Description
These Oven-Baked Chicken Legs are juicy on the inside, crispy on the outside, and packed with flavor! Perfectly seasoned and baked to golden perfection, this easy recipe makes a fuss-free, budget-friendly dinner that’s ideal for busy weeknights or family gatherings. Pair them with your favorite sides for a delicious, satisfying meal.
Ingredients
Scale
- 8 chicken legs (drumsticks), skin-on
- 2 tablespoons olive oil
- 1 teaspoon garlic powder
- 1 teaspoon onion powder
- 1 teaspoon smoked paprika (or regular paprika)
- 1 teaspoon Italian seasoning (or dried thyme/oregano)
- 1/2 teaspoon black pepper
- 1 teaspoon salt
- 1/2 teaspoon cayenne pepper (optional, for heat)
- Fresh parsley, chopped (for garnish)
Instructions
1. Preheat the oven:
- Preheat your oven to 220°C (425°F).
- Line a baking sheet with aluminum foil or parchment paper and place a wire rack on top (optional for extra crispiness).
2. Season the chicken:
- Pat the chicken legs dry with paper towels (this helps them get extra crispy).
- In a large bowl, toss the chicken legs with olive oil until well coated.
- In a small bowl, mix together garlic powder, onion powder, paprika, Italian seasoning, black pepper, salt, and cayenne pepper.
- Rub the seasoning mix evenly over each chicken leg.
3. Bake the chicken:
- Arrange the chicken legs in a single layer on the prepared baking sheet or rack.
- Bake for 35-45 minutes, flipping halfway through, until the internal temperature reaches 75°C (165°F) and the skin is crispy and golden brown.
4. Serve:
- Let the chicken rest for 5 minutes before serving.
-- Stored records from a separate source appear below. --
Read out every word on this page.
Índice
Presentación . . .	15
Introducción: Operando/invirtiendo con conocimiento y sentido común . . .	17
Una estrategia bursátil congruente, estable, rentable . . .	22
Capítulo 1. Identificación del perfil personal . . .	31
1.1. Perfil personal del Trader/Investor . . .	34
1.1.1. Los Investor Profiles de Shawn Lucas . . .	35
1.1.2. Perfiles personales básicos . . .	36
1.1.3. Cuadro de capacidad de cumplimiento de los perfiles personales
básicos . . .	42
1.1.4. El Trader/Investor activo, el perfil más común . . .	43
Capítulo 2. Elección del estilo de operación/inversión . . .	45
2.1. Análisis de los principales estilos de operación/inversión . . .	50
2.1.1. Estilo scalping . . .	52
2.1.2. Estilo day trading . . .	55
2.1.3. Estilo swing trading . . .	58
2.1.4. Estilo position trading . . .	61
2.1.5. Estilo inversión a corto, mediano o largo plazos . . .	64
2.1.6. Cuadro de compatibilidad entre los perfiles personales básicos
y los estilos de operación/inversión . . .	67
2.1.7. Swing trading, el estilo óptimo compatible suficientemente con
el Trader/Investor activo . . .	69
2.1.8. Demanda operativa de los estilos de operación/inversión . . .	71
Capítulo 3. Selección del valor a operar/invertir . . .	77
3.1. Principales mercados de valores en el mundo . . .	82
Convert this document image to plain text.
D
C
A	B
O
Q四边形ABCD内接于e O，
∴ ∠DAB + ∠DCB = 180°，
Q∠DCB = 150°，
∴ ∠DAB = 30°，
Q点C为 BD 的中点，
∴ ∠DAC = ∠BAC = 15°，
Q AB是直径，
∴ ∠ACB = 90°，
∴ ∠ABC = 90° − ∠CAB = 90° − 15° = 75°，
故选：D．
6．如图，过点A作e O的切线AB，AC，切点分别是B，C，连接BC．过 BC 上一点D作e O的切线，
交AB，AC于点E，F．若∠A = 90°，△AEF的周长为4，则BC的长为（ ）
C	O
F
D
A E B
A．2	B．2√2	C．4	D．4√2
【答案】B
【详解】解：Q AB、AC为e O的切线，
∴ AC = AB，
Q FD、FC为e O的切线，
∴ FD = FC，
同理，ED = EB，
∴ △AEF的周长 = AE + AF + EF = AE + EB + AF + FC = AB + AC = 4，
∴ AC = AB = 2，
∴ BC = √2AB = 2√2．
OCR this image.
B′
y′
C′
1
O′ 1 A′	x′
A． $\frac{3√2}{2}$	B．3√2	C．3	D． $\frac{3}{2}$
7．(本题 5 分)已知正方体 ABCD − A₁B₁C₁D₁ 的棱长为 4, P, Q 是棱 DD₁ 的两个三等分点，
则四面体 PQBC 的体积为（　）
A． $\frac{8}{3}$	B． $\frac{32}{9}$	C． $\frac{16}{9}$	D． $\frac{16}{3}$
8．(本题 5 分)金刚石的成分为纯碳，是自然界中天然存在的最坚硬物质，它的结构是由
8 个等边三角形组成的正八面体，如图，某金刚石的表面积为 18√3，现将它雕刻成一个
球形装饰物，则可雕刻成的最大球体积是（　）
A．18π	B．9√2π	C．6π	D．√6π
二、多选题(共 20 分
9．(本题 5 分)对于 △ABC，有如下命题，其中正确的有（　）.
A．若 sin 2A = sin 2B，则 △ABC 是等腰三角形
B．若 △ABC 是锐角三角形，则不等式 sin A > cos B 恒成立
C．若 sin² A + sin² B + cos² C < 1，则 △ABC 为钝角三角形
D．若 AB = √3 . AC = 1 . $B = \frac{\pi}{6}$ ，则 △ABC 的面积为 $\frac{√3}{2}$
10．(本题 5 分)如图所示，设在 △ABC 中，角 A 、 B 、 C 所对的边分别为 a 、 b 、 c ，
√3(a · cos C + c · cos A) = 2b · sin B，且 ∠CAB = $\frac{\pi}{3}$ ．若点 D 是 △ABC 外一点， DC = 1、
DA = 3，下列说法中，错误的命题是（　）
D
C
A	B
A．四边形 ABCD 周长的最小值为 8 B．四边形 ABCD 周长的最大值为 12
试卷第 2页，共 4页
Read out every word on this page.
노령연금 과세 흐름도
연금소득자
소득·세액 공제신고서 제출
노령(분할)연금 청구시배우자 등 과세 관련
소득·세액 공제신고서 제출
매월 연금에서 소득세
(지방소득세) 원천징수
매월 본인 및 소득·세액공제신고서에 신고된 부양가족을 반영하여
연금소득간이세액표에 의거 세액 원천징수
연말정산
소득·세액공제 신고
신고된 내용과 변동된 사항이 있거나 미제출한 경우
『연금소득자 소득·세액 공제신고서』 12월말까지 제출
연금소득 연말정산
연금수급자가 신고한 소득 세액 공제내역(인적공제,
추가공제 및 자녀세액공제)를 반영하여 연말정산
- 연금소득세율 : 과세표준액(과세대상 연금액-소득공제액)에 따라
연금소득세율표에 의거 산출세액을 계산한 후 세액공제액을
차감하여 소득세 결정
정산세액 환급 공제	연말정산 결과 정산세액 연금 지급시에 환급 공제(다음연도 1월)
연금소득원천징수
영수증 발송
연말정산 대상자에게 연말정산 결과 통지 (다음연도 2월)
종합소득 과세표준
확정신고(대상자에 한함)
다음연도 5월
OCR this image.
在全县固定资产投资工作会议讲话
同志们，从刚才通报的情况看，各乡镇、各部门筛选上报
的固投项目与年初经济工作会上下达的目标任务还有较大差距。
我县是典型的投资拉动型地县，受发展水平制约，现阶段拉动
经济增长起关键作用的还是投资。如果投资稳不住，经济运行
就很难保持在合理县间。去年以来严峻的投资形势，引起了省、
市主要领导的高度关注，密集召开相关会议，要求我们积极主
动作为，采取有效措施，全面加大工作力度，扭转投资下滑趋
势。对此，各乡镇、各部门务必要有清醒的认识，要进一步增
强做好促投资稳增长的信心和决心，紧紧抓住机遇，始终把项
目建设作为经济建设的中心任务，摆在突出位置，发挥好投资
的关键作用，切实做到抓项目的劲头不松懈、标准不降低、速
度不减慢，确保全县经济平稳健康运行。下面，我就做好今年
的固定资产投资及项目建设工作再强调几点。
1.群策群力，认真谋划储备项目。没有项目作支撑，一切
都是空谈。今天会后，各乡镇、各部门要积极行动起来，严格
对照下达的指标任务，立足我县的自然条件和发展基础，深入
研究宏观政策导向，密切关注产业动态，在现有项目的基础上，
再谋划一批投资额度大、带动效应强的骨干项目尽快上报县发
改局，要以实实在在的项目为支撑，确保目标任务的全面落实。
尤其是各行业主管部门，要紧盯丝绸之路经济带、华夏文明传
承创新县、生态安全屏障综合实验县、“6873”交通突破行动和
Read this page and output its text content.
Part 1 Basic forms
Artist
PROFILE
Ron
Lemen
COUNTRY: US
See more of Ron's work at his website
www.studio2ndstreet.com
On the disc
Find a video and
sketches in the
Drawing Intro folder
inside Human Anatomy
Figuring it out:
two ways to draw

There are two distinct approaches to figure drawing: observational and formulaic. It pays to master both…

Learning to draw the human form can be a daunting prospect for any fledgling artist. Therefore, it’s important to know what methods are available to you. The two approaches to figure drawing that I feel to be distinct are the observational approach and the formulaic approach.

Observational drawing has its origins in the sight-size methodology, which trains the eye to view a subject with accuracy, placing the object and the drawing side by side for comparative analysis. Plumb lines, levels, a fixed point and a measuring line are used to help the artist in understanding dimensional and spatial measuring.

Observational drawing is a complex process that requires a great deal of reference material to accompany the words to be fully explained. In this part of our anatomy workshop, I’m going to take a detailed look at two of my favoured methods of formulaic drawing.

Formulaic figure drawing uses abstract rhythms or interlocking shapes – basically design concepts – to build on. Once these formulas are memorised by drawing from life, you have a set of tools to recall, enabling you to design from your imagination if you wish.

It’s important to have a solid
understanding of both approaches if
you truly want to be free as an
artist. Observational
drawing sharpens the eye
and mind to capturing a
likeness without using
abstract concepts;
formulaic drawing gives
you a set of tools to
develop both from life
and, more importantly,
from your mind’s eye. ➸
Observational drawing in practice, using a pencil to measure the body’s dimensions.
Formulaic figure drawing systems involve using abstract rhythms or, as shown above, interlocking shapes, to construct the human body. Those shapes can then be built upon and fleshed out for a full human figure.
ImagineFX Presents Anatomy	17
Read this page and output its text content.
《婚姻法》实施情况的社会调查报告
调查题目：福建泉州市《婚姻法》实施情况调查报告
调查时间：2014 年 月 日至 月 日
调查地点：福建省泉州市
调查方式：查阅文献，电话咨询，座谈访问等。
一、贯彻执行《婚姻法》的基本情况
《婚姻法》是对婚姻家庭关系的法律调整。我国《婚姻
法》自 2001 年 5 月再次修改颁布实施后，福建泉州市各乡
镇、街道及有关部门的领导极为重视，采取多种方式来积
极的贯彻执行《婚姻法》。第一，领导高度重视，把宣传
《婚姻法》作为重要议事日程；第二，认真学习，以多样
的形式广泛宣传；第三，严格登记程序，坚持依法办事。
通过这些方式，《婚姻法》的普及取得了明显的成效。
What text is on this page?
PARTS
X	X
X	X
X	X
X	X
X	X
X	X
- Garnish with fresh parsley and serve with your favorite dipping sauce, roasted vegetables, or mashed potatoes.
Notes
- For extra crispiness, broil the chicken legs for the last 2-3 minutes of baking.
- Marinate the chicken in buttermilk for a few hours beforehand for even juicier meat.
- Store leftovers in an airtight container for up to 4 days—reheat in the oven to maintain crispiness.